University of Queensland researchers have studied the habits of recent recreational users to discover how much cannabis is typically used in a joint – and found significant variations.
The 31 participants, who had smoked cannabis in the last 30 days, were asked to roll joints, spliffs or to pack cones as they would normally do, only using oregano as a substitute.
The cohort produced three cannabis-only joints, three cannabis and tobacco spliffs, and three cannabis-only cones in that order. Only the modes of administration with which participants had previous experience were sampled – for example, those who did not smoke spliffs did not complete this part of the task.
The final sample sizes for each preparation were 30 for joints, 31 for cones and 25 for spliffs. There were significant variations across all three methods of consumption with joints ranging from 0.1g to 1.25g, spliffs from 0.12g to 1.21g and cones from 0.03 to 0.41g.
Those who used cannabis daily rolled three times the amount of ‘cannabis’ into a joint.
But while the team was unable to measure THC concentration directly using oregano, when they told participants to use the herb as if it was more potent, they did not adjust enough to adequately reflect the change.
The researchers said the majority of Australian research in this area has studied self-reported frequency of use and “crude quantification” – number of joints or cones smoked per day – as a proxy for cannabis exposure.
These metrics do not account for variations in the quantity or potency of cannabis and may poorly estimate the potential consequences of use, the researchers claimed.

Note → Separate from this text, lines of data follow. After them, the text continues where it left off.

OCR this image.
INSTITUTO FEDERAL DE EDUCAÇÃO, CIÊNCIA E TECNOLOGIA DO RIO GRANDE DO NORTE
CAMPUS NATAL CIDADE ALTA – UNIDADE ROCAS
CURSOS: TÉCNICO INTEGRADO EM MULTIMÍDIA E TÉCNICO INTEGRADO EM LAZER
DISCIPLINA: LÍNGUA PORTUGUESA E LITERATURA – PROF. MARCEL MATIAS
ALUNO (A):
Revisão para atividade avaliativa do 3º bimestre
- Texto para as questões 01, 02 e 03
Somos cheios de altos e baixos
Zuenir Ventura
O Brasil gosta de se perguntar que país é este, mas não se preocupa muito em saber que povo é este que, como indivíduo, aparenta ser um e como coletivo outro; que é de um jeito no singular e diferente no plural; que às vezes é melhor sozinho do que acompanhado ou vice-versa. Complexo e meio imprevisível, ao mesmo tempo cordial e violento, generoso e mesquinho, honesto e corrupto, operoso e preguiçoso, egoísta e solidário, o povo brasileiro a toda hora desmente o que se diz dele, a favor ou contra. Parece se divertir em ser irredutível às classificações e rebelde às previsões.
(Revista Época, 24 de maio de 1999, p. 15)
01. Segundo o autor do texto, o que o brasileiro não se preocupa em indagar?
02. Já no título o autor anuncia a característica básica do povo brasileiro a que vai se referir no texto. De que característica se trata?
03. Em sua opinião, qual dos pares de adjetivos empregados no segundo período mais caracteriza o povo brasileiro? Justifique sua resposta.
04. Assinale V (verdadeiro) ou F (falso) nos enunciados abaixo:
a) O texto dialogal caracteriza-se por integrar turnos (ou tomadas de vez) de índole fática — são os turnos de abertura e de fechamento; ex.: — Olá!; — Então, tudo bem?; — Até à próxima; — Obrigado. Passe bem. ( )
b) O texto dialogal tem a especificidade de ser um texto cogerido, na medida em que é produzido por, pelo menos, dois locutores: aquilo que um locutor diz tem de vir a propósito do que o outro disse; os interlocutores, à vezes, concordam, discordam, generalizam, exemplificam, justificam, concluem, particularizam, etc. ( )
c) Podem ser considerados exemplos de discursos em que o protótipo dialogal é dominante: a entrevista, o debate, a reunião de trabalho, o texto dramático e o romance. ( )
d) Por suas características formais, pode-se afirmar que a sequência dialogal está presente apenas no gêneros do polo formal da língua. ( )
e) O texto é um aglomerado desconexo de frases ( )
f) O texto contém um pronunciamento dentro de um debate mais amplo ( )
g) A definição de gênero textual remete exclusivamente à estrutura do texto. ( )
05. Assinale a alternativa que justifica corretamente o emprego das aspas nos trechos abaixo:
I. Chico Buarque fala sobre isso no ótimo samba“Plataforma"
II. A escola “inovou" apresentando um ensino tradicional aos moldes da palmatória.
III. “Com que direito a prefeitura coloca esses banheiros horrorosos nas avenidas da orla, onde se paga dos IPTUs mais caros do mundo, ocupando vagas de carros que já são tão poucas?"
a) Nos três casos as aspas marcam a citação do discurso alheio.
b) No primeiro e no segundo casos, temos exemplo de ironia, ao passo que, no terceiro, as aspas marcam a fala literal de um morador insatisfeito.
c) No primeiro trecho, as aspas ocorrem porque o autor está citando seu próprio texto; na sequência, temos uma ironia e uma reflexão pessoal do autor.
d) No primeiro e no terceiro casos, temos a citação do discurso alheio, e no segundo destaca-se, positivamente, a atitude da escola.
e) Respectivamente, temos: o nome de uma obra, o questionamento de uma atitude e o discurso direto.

They added: “The amount of cannabis used in common modes of administration may be highly variable. Daily use may be associated with using larger quantities of cannabis.
“The results indicate people may adjust the quantity of cannabis relative to the perceived potency… however, not proportional to THC concentration.
“The variability in quantities prepared shows that the THC exposure from one joint, cone or spliff varies based on individual differences in the preparation of these most common routes of administration.
“Importantly, it underscores the limitations of the current metrics of only asking participants to report the number of joints or cones smoked per day in standard Australian national surveys.”